Article paru le 9 Septembre 2009 page 2
Marwan Barghouti ou le devoir de résistance
Fête de
l’Humanité . La Promesse, écrits de prison 2002-2009, du dirigeant du Fatah
emprisonné à vie en Israël, sera en vente au village du livre.
Voici un livre qu’il faut absolument
lire. Publié à l’initiative du Comité pour la libération de Marwan Barghouti
et de tous les prisonniers, la Promesse, écrits de prison, comme l’écrit la
directrice d’Arcane 17, Marie-Pierre Vieu, « est la somme des lettres,
communiqués, appels et interviews politiques » que le dirigeant
palestinien « a réalisés depuis sa prison, entre 2002 et 2008 », à
quoi s’ajoute, en postface, une adresse de Barghouti aux délégués du 6e Congrès
du Fatah (août 2009), à Bethléem. Dans la préface, son épouse Fadwa, avocate,
rappelle que l’enlèvement de Marwan Barghouti par les militaires israéliens
est « une violation flagrante des accords d’Oslo signés » entre
l’OLP et Israël, « puisqu’il était député et bénéficiait à ce titre de
l’immunité diplomatique, et que son rapt a eu lieu » à Ramallah, ville
sous administration de l’Autorité palestinienne.
Une plaidoirie, véritable procès de
l’occupation israélienne
C’est d’ailleurs sur la plaidoirie
prononcée, en hébreu, devant une juridiction israélienne, qu’il qualifie de
« tribunal d’occupation », que s’ouvre la Promesse, écrits de
prison.
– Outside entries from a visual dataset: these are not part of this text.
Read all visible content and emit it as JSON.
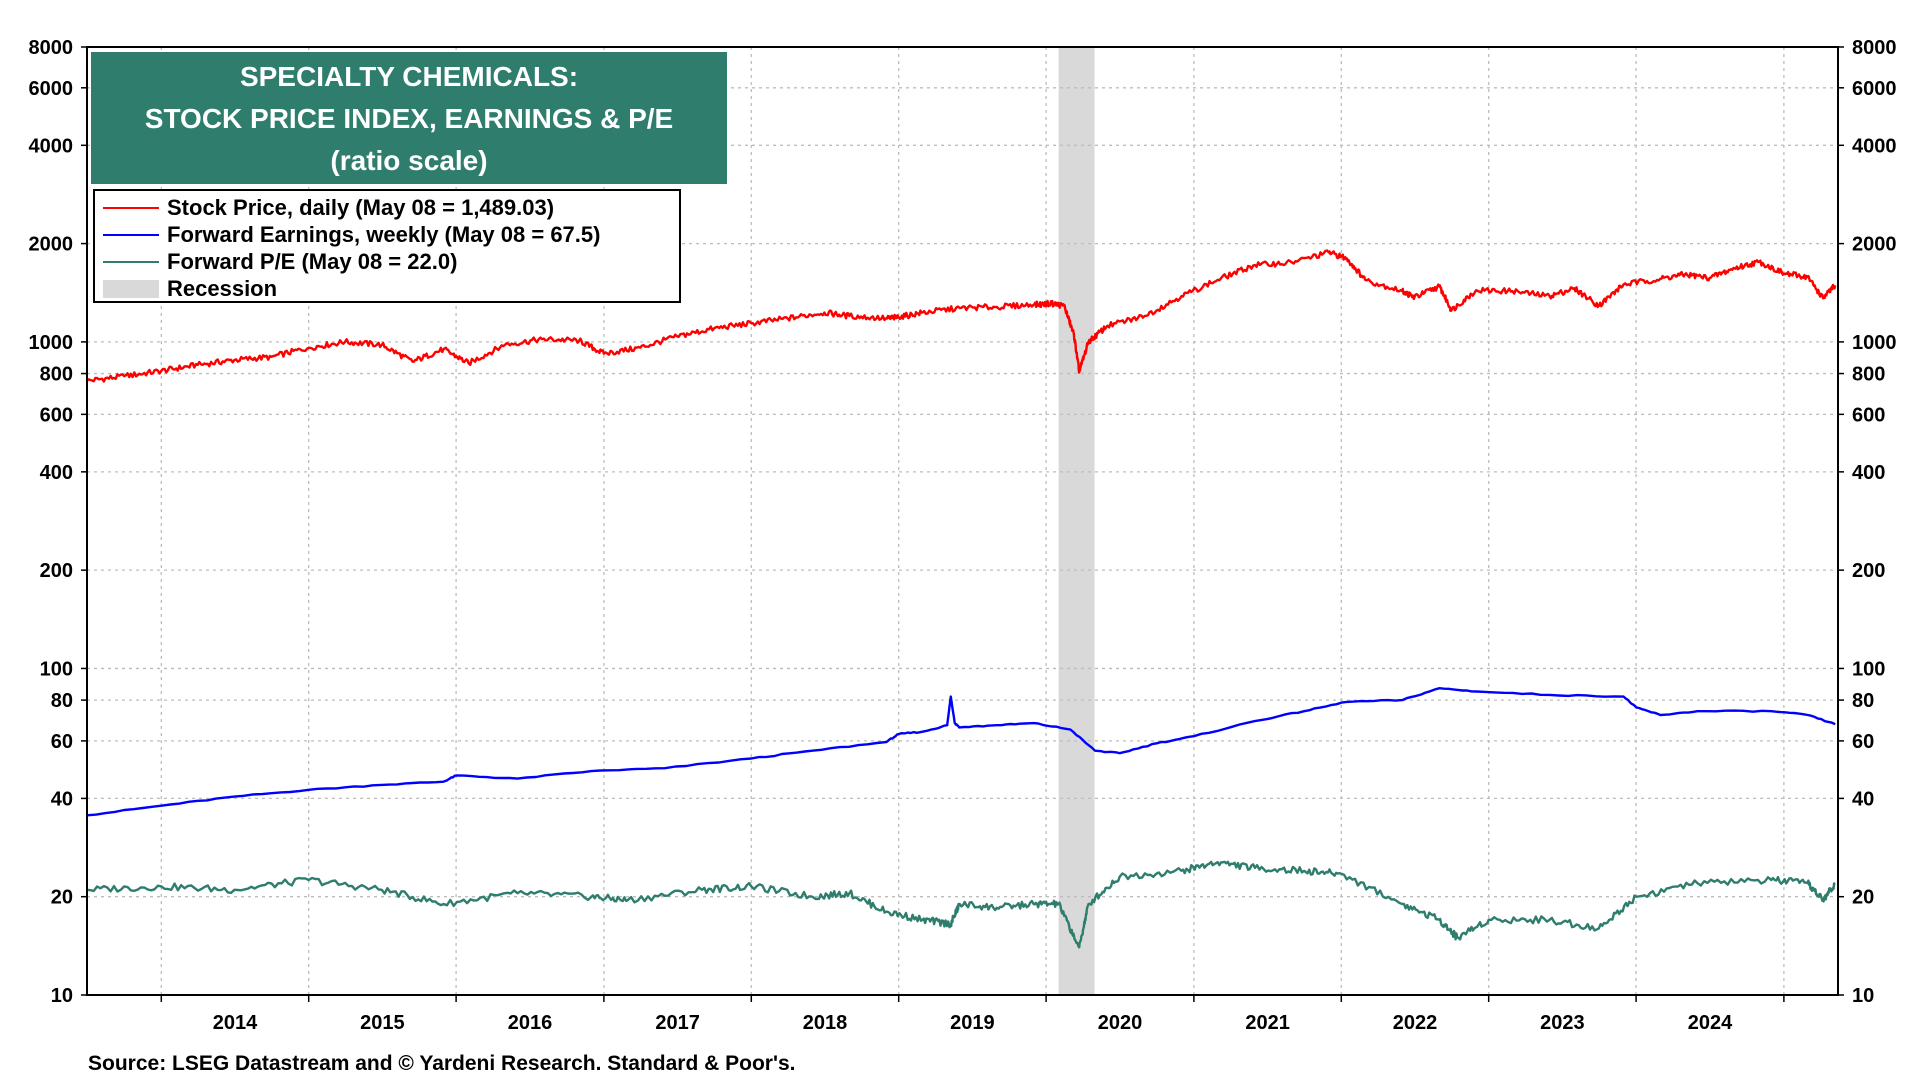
{
  "chart_data": {
    "type": "line",
    "title_lines": [
      "SPECIALTY CHEMICALS:",
      "STOCK PRICE INDEX, EARNINGS & P/E",
      "(ratio scale)"
    ],
    "y_scale": "log",
    "ylim": [
      10,
      8000
    ],
    "y_ticks": [
      10,
      20,
      40,
      60,
      80,
      100,
      200,
      400,
      600,
      800,
      1000,
      2000,
      4000,
      6000,
      8000
    ],
    "x_range": [
      "2013-07-01",
      "2025-05-15"
    ],
    "x_tick_labels": [
      "2014",
      "2015",
      "2016",
      "2017",
      "2018",
      "2019",
      "2020",
      "2021",
      "2022",
      "2023",
      "2024"
    ],
    "grid": true,
    "recession": {
      "label": "Recession",
      "start": "2020-02-01",
      "end": "2020-04-30",
      "color": "#d9d9d9"
    },
    "series": [
      {
        "name": "Stock Price, daily (May 08 = 1,489.03)",
        "color": "#ff0000",
        "points": [
          [
            "2013-07-01",
            760
          ],
          [
            "2013-10-01",
            785
          ],
          [
            "2014-01-01",
            815
          ],
          [
            "2014-04-01",
            850
          ],
          [
            "2014-07-01",
            880
          ],
          [
            "2014-10-01",
            900
          ],
          [
            "2015-01-01",
            960
          ],
          [
            "2015-04-01",
            1000
          ],
          [
            "2015-07-01",
            980
          ],
          [
            "2015-09-15",
            870
          ],
          [
            "2015-12-01",
            950
          ],
          [
            "2016-02-01",
            860
          ],
          [
            "2016-05-01",
            980
          ],
          [
            "2016-08-01",
            1020
          ],
          [
            "2016-11-01",
            1010
          ],
          [
            "2017-01-01",
            920
          ],
          [
            "2017-04-01",
            960
          ],
          [
            "2017-07-01",
            1040
          ],
          [
            "2017-10-01",
            1100
          ],
          [
            "2018-01-01",
            1140
          ],
          [
            "2018-04-01",
            1180
          ],
          [
            "2018-07-01",
            1230
          ],
          [
            "2018-09-01",
            1200
          ],
          [
            "2018-12-01",
            1180
          ],
          [
            "2019-01-01",
            1190
          ],
          [
            "2019-03-01",
            1230
          ],
          [
            "2019-06-01",
            1270
          ],
          [
            "2019-09-01",
            1280
          ],
          [
            "2019-12-01",
            1300
          ],
          [
            "2020-01-15",
            1310
          ],
          [
            "2020-02-15",
            1290
          ],
          [
            "2020-03-10",
            1050
          ],
          [
            "2020-03-23",
            810
          ],
          [
            "2020-04-15",
            1000
          ],
          [
            "2020-06-01",
            1120
          ],
          [
            "2020-09-01",
            1200
          ],
          [
            "2020-12-01",
            1380
          ],
          [
            "2021-03-01",
            1550
          ],
          [
            "2021-06-01",
            1720
          ],
          [
            "2021-09-01",
            1750
          ],
          [
            "2021-12-01",
            1880
          ],
          [
            "2022-01-15",
            1800
          ],
          [
            "2022-03-01",
            1550
          ],
          [
            "2022-06-01",
            1430
          ],
          [
            "2022-07-01",
            1370
          ],
          [
            "2022-09-01",
            1480
          ],
          [
            "2022-10-01",
            1250
          ],
          [
            "2022-12-01",
            1440
          ],
          [
            "2023-03-01",
            1430
          ],
          [
            "2023-06-01",
            1380
          ],
          [
            "2023-08-01",
            1460
          ],
          [
            "2023-10-01",
            1290
          ],
          [
            "2023-12-01",
            1500
          ],
          [
            "2024-03-01",
            1560
          ],
          [
            "2024-05-01",
            1610
          ],
          [
            "2024-07-01",
            1570
          ],
          [
            "2024-09-01",
            1680
          ],
          [
            "2024-11-01",
            1760
          ],
          [
            "2025-01-01",
            1620
          ],
          [
            "2025-03-01",
            1580
          ],
          [
            "2025-04-08",
            1360
          ],
          [
            "2025-05-08",
            1489
          ]
        ]
      },
      {
        "name": "Forward Earnings, weekly (May 08 = 67.5)",
        "color": "#0000ff",
        "points": [
          [
            "2013-07-01",
            35.5
          ],
          [
            "2014-01-01",
            38
          ],
          [
            "2014-07-01",
            40.5
          ],
          [
            "2015-01-01",
            42.5
          ],
          [
            "2015-07-01",
            44
          ],
          [
            "2015-12-01",
            45
          ],
          [
            "2016-01-01",
            47
          ],
          [
            "2016-06-01",
            46
          ],
          [
            "2016-12-01",
            48.5
          ],
          [
            "2017-06-01",
            49.5
          ],
          [
            "2018-01-01",
            53
          ],
          [
            "2018-06-01",
            56
          ],
          [
            "2018-12-01",
            59.5
          ],
          [
            "2019-01-01",
            63
          ],
          [
            "2019-03-01",
            64
          ],
          [
            "2019-05-01",
            67
          ],
          [
            "2019-05-10",
            82
          ],
          [
            "2019-05-20",
            68
          ],
          [
            "2019-06-01",
            66
          ],
          [
            "2019-09-01",
            67
          ],
          [
            "2019-12-01",
            68
          ],
          [
            "2020-03-01",
            65
          ],
          [
            "2020-05-01",
            56
          ],
          [
            "2020-07-01",
            55
          ],
          [
            "2020-10-01",
            59
          ],
          [
            "2021-01-01",
            62
          ],
          [
            "2021-06-01",
            69
          ],
          [
            "2021-10-01",
            74
          ],
          [
            "2022-01-15",
            79
          ],
          [
            "2022-06-01",
            80
          ],
          [
            "2022-09-01",
            87
          ],
          [
            "2022-12-01",
            85
          ],
          [
            "2023-06-01",
            83
          ],
          [
            "2023-12-01",
            82
          ],
          [
            "2024-01-01",
            76
          ],
          [
            "2024-03-01",
            72
          ],
          [
            "2024-06-01",
            74
          ],
          [
            "2024-12-01",
            74
          ],
          [
            "2025-03-01",
            72
          ],
          [
            "2025-05-08",
            67.5
          ]
        ]
      },
      {
        "name": "Forward P/E (May 08 = 22.0)",
        "color": "#2e7d6d",
        "points": [
          [
            "2013-07-01",
            21
          ],
          [
            "2014-01-01",
            21.5
          ],
          [
            "2014-07-01",
            21
          ],
          [
            "2015-01-01",
            22.5
          ],
          [
            "2015-07-01",
            21
          ],
          [
            "2015-12-01",
            19
          ],
          [
            "2016-06-01",
            20.5
          ],
          [
            "2016-12-01",
            20
          ],
          [
            "2017-03-01",
            19.5
          ],
          [
            "2017-09-01",
            21
          ],
          [
            "2018-01-01",
            21.5
          ],
          [
            "2018-06-01",
            20
          ],
          [
            "2018-09-01",
            20.5
          ],
          [
            "2018-12-01",
            18
          ],
          [
            "2019-03-01",
            17
          ],
          [
            "2019-05-10",
            16.5
          ],
          [
            "2019-06-01",
            19
          ],
          [
            "2019-09-01",
            18.5
          ],
          [
            "2019-12-01",
            19
          ],
          [
            "2020-02-01",
            19
          ],
          [
            "2020-03-23",
            14
          ],
          [
            "2020-04-15",
            19
          ],
          [
            "2020-07-01",
            23
          ],
          [
            "2020-12-01",
            24
          ],
          [
            "2021-03-01",
            25.5
          ],
          [
            "2021-06-01",
            24.5
          ],
          [
            "2021-10-01",
            24
          ],
          [
            "2022-01-01",
            23.5
          ],
          [
            "2022-06-01",
            19
          ],
          [
            "2022-09-01",
            17
          ],
          [
            "2022-10-15",
            15
          ],
          [
            "2023-01-01",
            17
          ],
          [
            "2023-06-01",
            17
          ],
          [
            "2023-10-01",
            16
          ],
          [
            "2024-01-01",
            20
          ],
          [
            "2024-06-01",
            22
          ],
          [
            "2024-12-01",
            22.5
          ],
          [
            "2025-03-01",
            22
          ],
          [
            "2025-04-08",
            19.5
          ],
          [
            "2025-05-08",
            22
          ]
        ]
      }
    ]
  },
  "source": "Source: LSEG Datastream and © Yardeni Research. Standard & Poor's."
}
Une plaidoirie, véritable procès de l’occupation israélienne, sans
doute la partie la plus importante du livre, qui plonge d’emblée le lecteur
dans l’histoire de la Palestine, depuis le vote onusien la partageant en deux
États jusqu’à la deuxième Intifada de septembre 2000. De ce fait, la lecture
de ce chapitre de 44 pages d’une clarté remarquable est un préalable
nécessaire à celle des chapitres suivants.
Le procès de l’occupation est mis en
perspective d’abord à travers la création d’Israël qui, au lieu d’être établi
comme État sur les 56 % de la Palestine historique qui lui avait
attribué à l’ONU, va en profiter pour s’étendre et en occuper 78 %. Une
situation qui est à l’origine de la Naqba, « la catastrophe subie par le
peuple palestinien ». « 114 massacres dans 114 villages, quartiers
et villes (…) expulsion collective et coercitive des Palestiniens » et
« destruction de plus de 500 villages palestiniens (…) même les églises
et les mosquées n’échappent pas à cette opération de destruction
massive », écrit Barghouti. Il rappelle, en outre, les multiples
violations des résolutions onusiennes, à commencer par la 194, votée en 1949,
qu’Israël avait acceptée et qui lui faisait obligation de réintégrer et
d’indemniser les centaines de milliers de Palestiniens chassés de leurs
terres.
Vient ensuite la guerre de juin 1967
qui se traduit par l’expropriation de 300 000 Palestiniens. Plaçant durant
quarante ans - 1967-2007 - la Cisjordanie et Gaza sous administration
militaire, régie par des lois d’urgence. Outre la répression quasi-permanente
contre ceux qui refusaient l’occupation, Israël a non seulement poursuivi sa
politique de destruction des habitations et des infrastructures
socio-économiques palestiniennes (agriculture, industrie, écoles, réseau de
distribution d’électricité et d’eau, réseau routier, système de santé), de
confiscation des terres, mais il interdisait aux Palestiniens, soumis de
surcroît à des impôts écrasants, tout développement d’infrastructures (réseau
d’alimentation en eau potable, électrique, téléphonique, routes, construction
d’écoles, développement du système de santé…). Avant de conclure que les
Israéliens « se conduisent dans les terres palestiniennes occupées comme
si elles étaient inhabitées », « des terres disponibles »,
niant, à l’instar de Golda Meir, l’existence du peuple palestinien !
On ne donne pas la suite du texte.